Jean Noh on Tokyo International Film Festival’s Special Night, which included a kabuki performance and Chaplin’s City Lights.
One thing’s for sure: there’s got to be something wrong with you if you can’t enjoy Charlie Chaplin’s City Lights.
Maybe you had some bad food, or you left your glasses at home, or you’re under major stress from work on your smartphone in the theatre right when the classic bittersweet comedy is playing onscreen, in which case, you should indeed get the hell out.
I did see a few people in the orchestra seat section leave during the film on the Special Night at Kabukiza Theatre presented by Tokyo International Film Festival (TIFF) 2014 on Oct 27. I assume there was something wrong with them.
It certainly shouldn’t have been the length of the Night. According to festival muse Miki Nakatani, who inched onstage in traditional wooden slippers and a black kimono with gold and white detailing early on in the evening, a four-hour kabuki performance is nothing out of the ordinary, especially if you are enjoying a bento (Japanese lunchbox) during the proceedings.
One of the great things about the historic Kabukiza Theatre is that the concessions include bento, sake, tea, and ice cream among many other things. It also has a little mock marketplace in its depths selling arts and crafts and teas and confections.
Situated in the upscale neighborhood of Ginza, Kabukiza Theatre was originally established in 1899. It has been through wars, earthquakes, rebuilding and renovations - the last of which was completed last year.
Coincidentally, 1899 was the year Chaplin was born, as the emcee noted in the many drawings of connections between Chaplin, City Lights, Japan, and Kabukiza that night. Chaplin reportedly came several times to the country and on one visit, 40,000 people welcomed him at Ueno Station. He loved Japan and was a fan of kabuki. He also loved sticks made in Shiga Prefecture, showing he “knew Japan was cool early on”.
This was an allusion to the “Cool Japan” initiative TIFF and the Japanese government were pushing throughout the festival’s events, whether at the opening ceremony or the Japan Foundation’s reception or special events like the Kabukiza Night. I can’t think of another film festival in the world I’ve been to where everyone involved was so ‘on message’ about a national initiative. (And yes, I’ve been attending fests for more than a decade and a half now.)
Serendipitously, they also got some help from the US with the launch of Disney animation Big Hero 6 as the opening film, its makers professing love of influences from Japan and Japanese animation. Disney chief creative officer (CCO) John Lasseter even gave a heartfelt talk on “Cool Japan” [see separate story here].
Before the screening of City Lights, we were treated to a kabuki dance by Ichikawa Somegoro, whose great-grandfather Matsumoto Koshiro VII, also a kabuki performer, was photographed with Chaplin at the Kabukiza in 1936.
Somegoro explained that his ‘Shakkyo (Stone Bridge)’ performance was a quintessential type of kabuki based on a mythological lion-like animal with the bridge connecting the real world to the spirit world.
“In the end, it snows onstage and I swirl my mane in the snow.

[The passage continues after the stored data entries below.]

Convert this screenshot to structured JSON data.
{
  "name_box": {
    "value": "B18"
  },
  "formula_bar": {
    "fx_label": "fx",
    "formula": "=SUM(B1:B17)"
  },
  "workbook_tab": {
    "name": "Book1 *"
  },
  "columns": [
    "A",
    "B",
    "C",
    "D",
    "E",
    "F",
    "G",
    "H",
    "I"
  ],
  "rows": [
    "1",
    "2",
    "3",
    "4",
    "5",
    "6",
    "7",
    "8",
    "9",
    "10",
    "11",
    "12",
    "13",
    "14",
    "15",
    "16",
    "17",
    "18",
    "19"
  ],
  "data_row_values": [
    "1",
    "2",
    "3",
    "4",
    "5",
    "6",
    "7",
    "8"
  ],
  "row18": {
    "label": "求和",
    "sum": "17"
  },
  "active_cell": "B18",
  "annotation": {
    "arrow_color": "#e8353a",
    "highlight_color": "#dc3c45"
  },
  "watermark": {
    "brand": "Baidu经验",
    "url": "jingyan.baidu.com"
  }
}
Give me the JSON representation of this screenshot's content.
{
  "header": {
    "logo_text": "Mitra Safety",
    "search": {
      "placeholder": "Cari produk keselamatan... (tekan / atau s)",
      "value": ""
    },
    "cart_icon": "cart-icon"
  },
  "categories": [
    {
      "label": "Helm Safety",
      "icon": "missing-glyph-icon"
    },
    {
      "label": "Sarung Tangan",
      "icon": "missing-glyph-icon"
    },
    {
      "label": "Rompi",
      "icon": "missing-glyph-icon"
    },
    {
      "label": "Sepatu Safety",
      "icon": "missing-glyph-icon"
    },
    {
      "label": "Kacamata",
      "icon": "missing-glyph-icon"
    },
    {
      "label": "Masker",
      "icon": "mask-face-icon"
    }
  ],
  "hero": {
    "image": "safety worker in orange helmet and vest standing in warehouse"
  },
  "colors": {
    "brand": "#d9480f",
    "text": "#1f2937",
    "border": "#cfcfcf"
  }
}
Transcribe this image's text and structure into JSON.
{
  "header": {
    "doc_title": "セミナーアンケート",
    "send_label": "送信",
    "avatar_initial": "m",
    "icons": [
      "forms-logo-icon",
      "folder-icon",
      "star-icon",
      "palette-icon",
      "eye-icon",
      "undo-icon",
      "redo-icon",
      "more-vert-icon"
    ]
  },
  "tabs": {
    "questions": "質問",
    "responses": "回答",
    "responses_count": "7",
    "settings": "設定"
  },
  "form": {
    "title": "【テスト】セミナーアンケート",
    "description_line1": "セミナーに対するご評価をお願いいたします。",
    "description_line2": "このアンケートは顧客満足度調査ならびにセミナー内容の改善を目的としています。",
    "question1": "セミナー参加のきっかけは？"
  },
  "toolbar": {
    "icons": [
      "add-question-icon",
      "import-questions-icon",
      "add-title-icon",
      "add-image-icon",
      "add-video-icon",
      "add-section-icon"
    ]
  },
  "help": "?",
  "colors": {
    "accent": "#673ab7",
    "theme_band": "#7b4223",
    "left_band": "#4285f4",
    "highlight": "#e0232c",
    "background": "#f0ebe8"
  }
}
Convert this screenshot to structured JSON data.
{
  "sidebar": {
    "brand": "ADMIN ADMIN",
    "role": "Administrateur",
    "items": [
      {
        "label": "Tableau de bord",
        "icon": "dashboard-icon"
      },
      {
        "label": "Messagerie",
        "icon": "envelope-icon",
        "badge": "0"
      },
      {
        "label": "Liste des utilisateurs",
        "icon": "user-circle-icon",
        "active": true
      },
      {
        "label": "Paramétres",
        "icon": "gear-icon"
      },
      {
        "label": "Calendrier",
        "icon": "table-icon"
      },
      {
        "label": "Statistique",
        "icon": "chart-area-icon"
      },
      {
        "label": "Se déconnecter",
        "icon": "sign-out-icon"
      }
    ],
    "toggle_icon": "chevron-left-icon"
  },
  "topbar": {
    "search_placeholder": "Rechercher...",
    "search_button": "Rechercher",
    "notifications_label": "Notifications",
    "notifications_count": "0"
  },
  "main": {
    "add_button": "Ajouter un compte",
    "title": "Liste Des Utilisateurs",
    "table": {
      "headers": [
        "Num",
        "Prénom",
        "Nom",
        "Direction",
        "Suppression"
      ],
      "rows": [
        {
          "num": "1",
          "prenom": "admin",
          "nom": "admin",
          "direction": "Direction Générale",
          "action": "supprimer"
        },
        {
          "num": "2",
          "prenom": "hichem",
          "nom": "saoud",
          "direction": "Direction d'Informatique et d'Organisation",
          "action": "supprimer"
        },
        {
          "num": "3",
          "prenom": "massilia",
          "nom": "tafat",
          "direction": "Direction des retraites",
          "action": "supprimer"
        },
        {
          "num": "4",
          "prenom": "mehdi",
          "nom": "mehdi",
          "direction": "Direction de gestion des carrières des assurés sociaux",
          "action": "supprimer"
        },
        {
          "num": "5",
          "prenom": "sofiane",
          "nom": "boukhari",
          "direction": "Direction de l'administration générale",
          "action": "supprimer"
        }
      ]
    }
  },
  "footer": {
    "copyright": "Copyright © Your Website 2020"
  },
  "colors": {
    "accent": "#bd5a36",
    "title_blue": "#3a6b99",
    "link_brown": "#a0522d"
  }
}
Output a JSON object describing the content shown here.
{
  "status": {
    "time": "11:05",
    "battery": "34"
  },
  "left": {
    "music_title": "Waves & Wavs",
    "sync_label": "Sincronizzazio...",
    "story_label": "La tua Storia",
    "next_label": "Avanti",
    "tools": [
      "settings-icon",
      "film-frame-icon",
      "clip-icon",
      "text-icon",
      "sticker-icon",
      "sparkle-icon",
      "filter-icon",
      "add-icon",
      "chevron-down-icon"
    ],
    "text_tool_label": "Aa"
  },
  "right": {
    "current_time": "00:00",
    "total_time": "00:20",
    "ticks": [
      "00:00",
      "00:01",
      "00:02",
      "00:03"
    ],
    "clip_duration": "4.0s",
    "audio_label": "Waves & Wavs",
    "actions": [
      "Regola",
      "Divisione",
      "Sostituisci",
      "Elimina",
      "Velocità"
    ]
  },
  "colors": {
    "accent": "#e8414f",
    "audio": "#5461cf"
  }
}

Kabuki is meant to erase and cleanse the evil spirits,” he said, adding he wanted to show “the power of human performance” in contrast to the exactness of film that night.
He had on dramatic black and white make-up, and watching him swing that long, large red mane around and around made me think maybe those Japanese heavy metal headbangers of the 80s and 90s weren’t so out-of-nowhere, but part of a longer tradition. “Cool Japan”?